If WilmerHale sincerely endorsed the letter’s message, it’s surprising the firm agreed to take on Gay, Kornbluth, and Magill as clients.

The three women have diverse academic backgrounds. Gay is a political scientist specializing in America’s racial politics, Kornbluth is a cell biologist, and Magill is an attorney specializing in administrative and constitutional law.

Gay seems drawn to controversy the way bees are drawn to honey. Substack writers Christopher Rufo and Christopher Brunet have alleged that Gay’s dissertation was plagiarized, and the Washington Free Beacon published a report alleging additional instances of plagiarism. Brunet a year earlier detailed a litany of damning allegations about Gay. Not surprisingly, the mainstream media chose to ignore what strikes me as compelling and easily verifiable evidence.

The bios of Gay, Kornbluth, and Magill all emphasize their diversity and inclusion accomplishments, which no doubt factored in their respective appointments.

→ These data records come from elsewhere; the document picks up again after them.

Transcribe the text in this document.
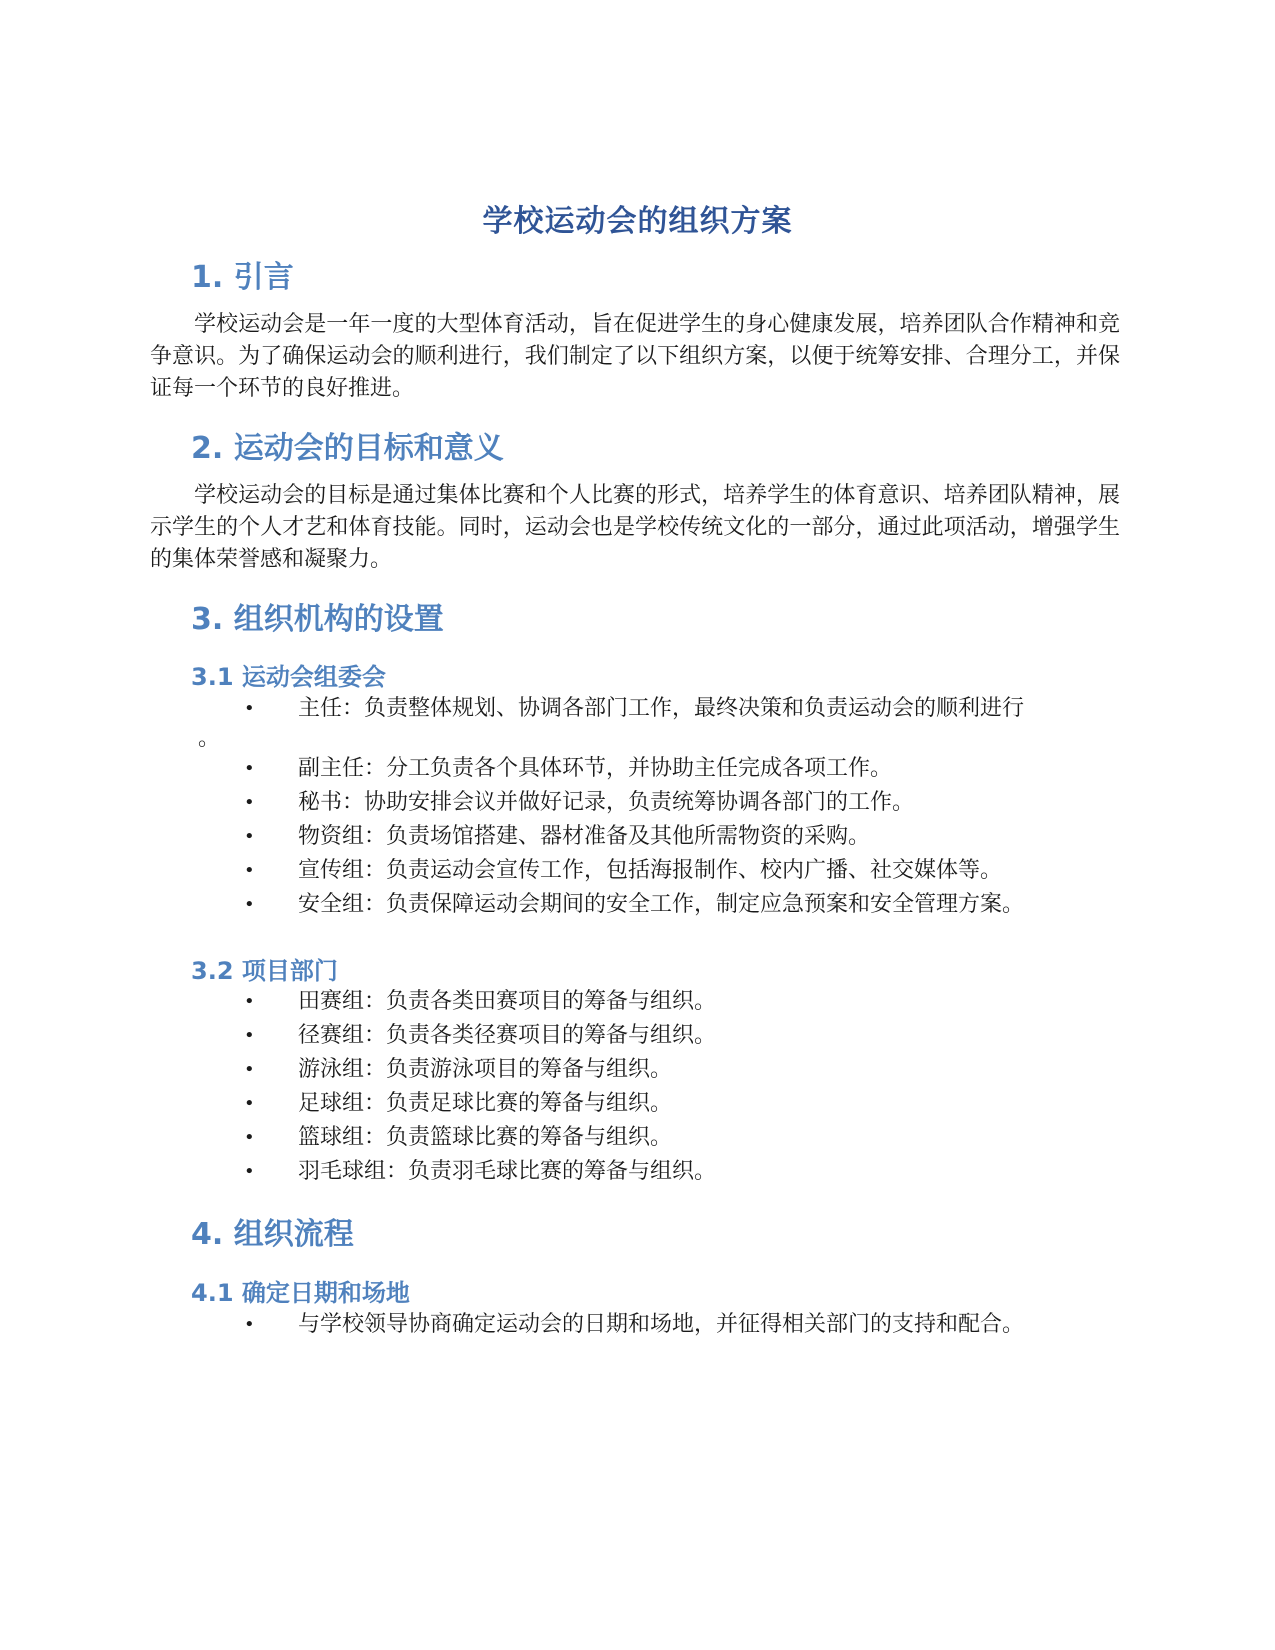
学校运动会的组织方案
1. 引言

学校运动会是一年一度的大型体育活动，旨在促进学生的身心健康发展，培养团队合作精神和竞争意识。为了确保运动会的顺利进行，我们制定了以下组织方案，以便于统筹安排、合理分工，并保证每一个环节的良好推进。

2. 运动会的目标和意义

学校运动会的目标是通过集体比赛和个人比赛的形式，培养学生的体育意识、培养团队精神，展示学生的个人才艺和体育技能。同时，运动会也是学校传统文化的一部分，通过此项活动，增强学生的集体荣誉感和凝聚力。

3. 组织机构的设置
3.1 运动会组委会
• 主任：负责整体规划、协调各部门工作，最终决策和负责运动会的顺利进行
。
• 副主任：分工负责各个具体环节，并协助主任完成各项工作。
• 秘书：协助安排会议并做好记录，负责统筹协调各部门的工作。
• 物资组：负责场馆搭建、器材准备及其他所需物资的采购。
• 宣传组：负责运动会宣传工作，包括海报制作、校内广播、社交媒体等。
• 安全组：负责保障运动会期间的安全工作，制定应急预案和安全管理方案。
3.2 项目部门
• 田赛组：负责各类田赛项目的筹备与组织。
• 径赛组：负责各类径赛项目的筹备与组织。
• 游泳组：负责游泳项目的筹备与组织。
• 足球组：负责足球比赛的筹备与组织。
• 篮球组：负责篮球比赛的筹备与组织。
• 羽毛球组：负责羽毛球比赛的筹备与组织。
4. 组织流程
4.1 确定日期和场地
• 与学校领导协商确定运动会的日期和场地，并征得相关部门的支持和配合。
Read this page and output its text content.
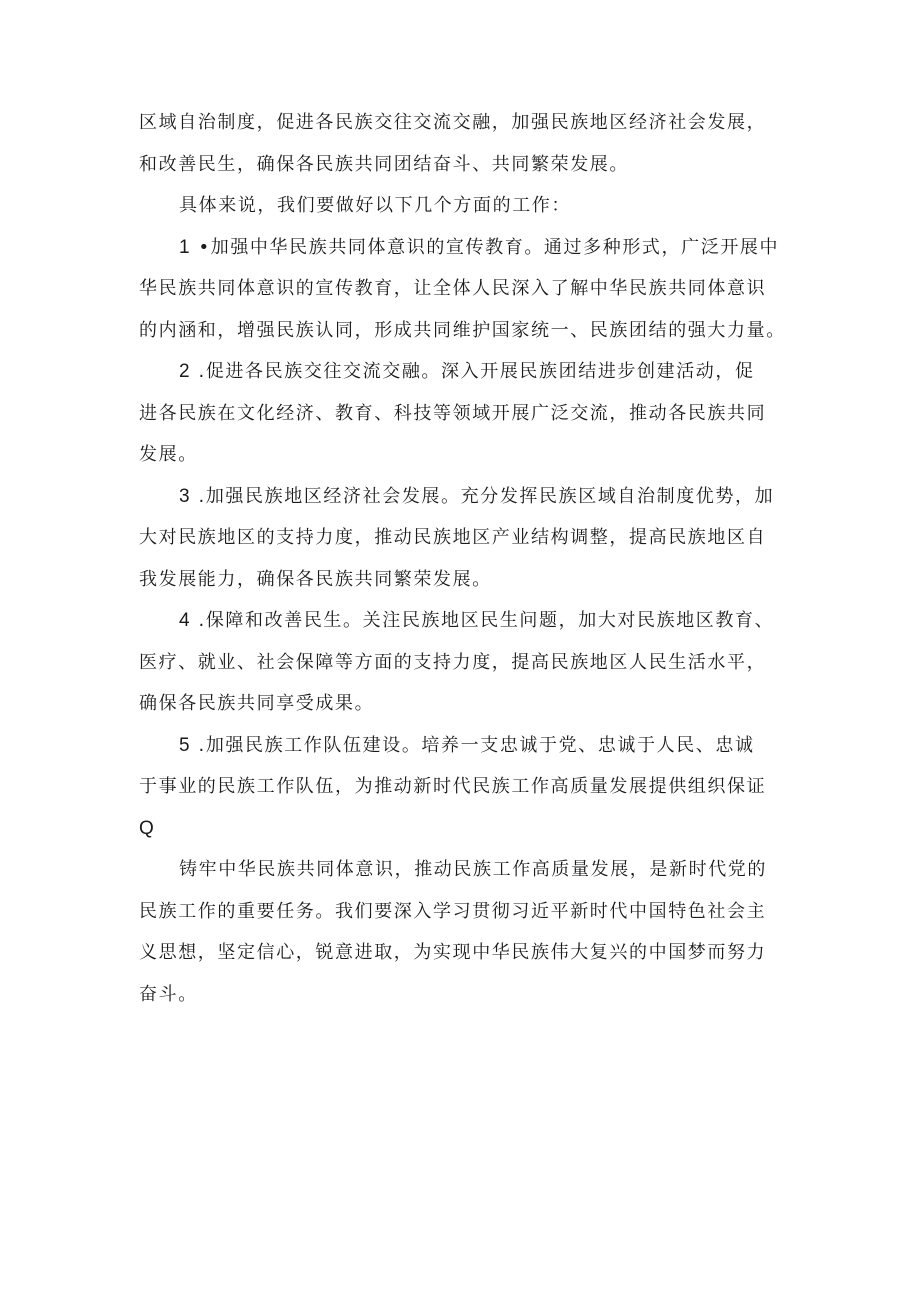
区域自治制度，促进各民族交往交流交融，加强民族地区经济社会发展，
和改善民生，确保各民族共同团结奋斗、共同繁荣发展。
具体来说，我们要做好以下几个方面的工作：
1 •加强中华民族共同体意识的宣传教育。通过多种形式，广泛开展中
华民族共同体意识的宣传教育，让全体人民深入了解中华民族共同体意识
的内涵和，增强民族认同，形成共同维护国家统一、民族团结的强大力量。
2 .促进各民族交往交流交融。深入开展民族团结进步创建活动，促
进各民族在文化经济、教育、科技等领域开展广泛交流，推动各民族共同
发展。
3 .加强民族地区经济社会发展。充分发挥民族区域自治制度优势，加
大对民族地区的支持力度，推动民族地区产业结构调整，提高民族地区自
我发展能力，确保各民族共同繁荣发展。
4 .保障和改善民生。关注民族地区民生问题，加大对民族地区教育、
医疗、就业、社会保障等方面的支持力度，提高民族地区人民生活水平，
确保各民族共同享受成果。
5 .加强民族工作队伍建设。培养一支忠诚于党、忠诚于人民、忠诚
于事业的民族工作队伍，为推动新时代民族工作高质量发展提供组织保证
Q
铸牢中华民族共同体意识，推动民族工作高质量发展，是新时代党的
民族工作的重要任务。我们要深入学习贯彻习近平新时代中国特色社会主
义思想，坚定信心，锐意进取，为实现中华民族伟大复兴的中国梦而努力
奋斗。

Magill resigned this past weekend, and there are calls for Gay and Kornbluth to step down.

Liz Magill/Penn photo

Frankly, I was saddened by Magill’s resignation, and I hope Gay and Kornbluth remain in their jobs. The forces that led to the three women’s ascension to power run wide and deep at their respective universities, and the resulting institutional damage they’ve collectively caused likely won’t be repaired by their departures. Magill’s bio says that when she was dean at Stanford Law School, she “presided over a transformative faculty revitalization, hiring nearly 30 percent of the law faculty.”

It’s best the public continues to associate Harvard and MIT with Gay and Kornbluth. Penn has retained Magill as a law school professor, so she is still representative of the school’s values.

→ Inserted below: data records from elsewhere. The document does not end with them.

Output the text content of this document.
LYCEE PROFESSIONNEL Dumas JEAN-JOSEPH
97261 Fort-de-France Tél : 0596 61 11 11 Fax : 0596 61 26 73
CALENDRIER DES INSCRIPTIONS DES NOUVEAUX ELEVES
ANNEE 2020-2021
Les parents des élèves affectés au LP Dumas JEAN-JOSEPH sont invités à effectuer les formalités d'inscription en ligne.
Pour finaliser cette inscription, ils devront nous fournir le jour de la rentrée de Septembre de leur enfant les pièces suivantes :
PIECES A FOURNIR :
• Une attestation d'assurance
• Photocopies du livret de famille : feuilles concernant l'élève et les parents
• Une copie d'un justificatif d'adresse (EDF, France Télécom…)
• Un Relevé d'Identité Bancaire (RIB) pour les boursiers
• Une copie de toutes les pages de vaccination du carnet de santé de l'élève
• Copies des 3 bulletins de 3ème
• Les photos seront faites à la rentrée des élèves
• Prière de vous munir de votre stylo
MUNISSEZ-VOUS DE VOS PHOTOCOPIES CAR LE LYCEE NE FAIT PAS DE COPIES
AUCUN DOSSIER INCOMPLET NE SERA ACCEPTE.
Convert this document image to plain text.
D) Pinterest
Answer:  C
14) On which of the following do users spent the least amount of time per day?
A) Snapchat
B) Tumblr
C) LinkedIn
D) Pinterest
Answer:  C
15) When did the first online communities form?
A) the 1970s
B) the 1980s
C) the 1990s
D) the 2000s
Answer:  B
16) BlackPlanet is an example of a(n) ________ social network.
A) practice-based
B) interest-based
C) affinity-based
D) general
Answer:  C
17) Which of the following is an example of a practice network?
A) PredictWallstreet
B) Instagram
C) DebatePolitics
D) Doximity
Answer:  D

Jews would be mistaken believing that the departures of Gay, Kornbluth, and Magill would be a step forward making the campuses of Harvard, MIT, Penn, and other schools safer places for them. The Jew haters will say the resignations were another example of the undue influence of “Zionist money.” I can imagine Rep. Ilan Omar, named the 2019 antisemite of the year, posting on X, “See, I told you, it’s all about the Benjamins baby.”

I expect Harvard, MIT, and Penn will survive the sorry Congressional performances of their leaders and the media will continue to refer to these and supposedly other prestigious universities as elite institutions. Count me among those who are no longer fooled.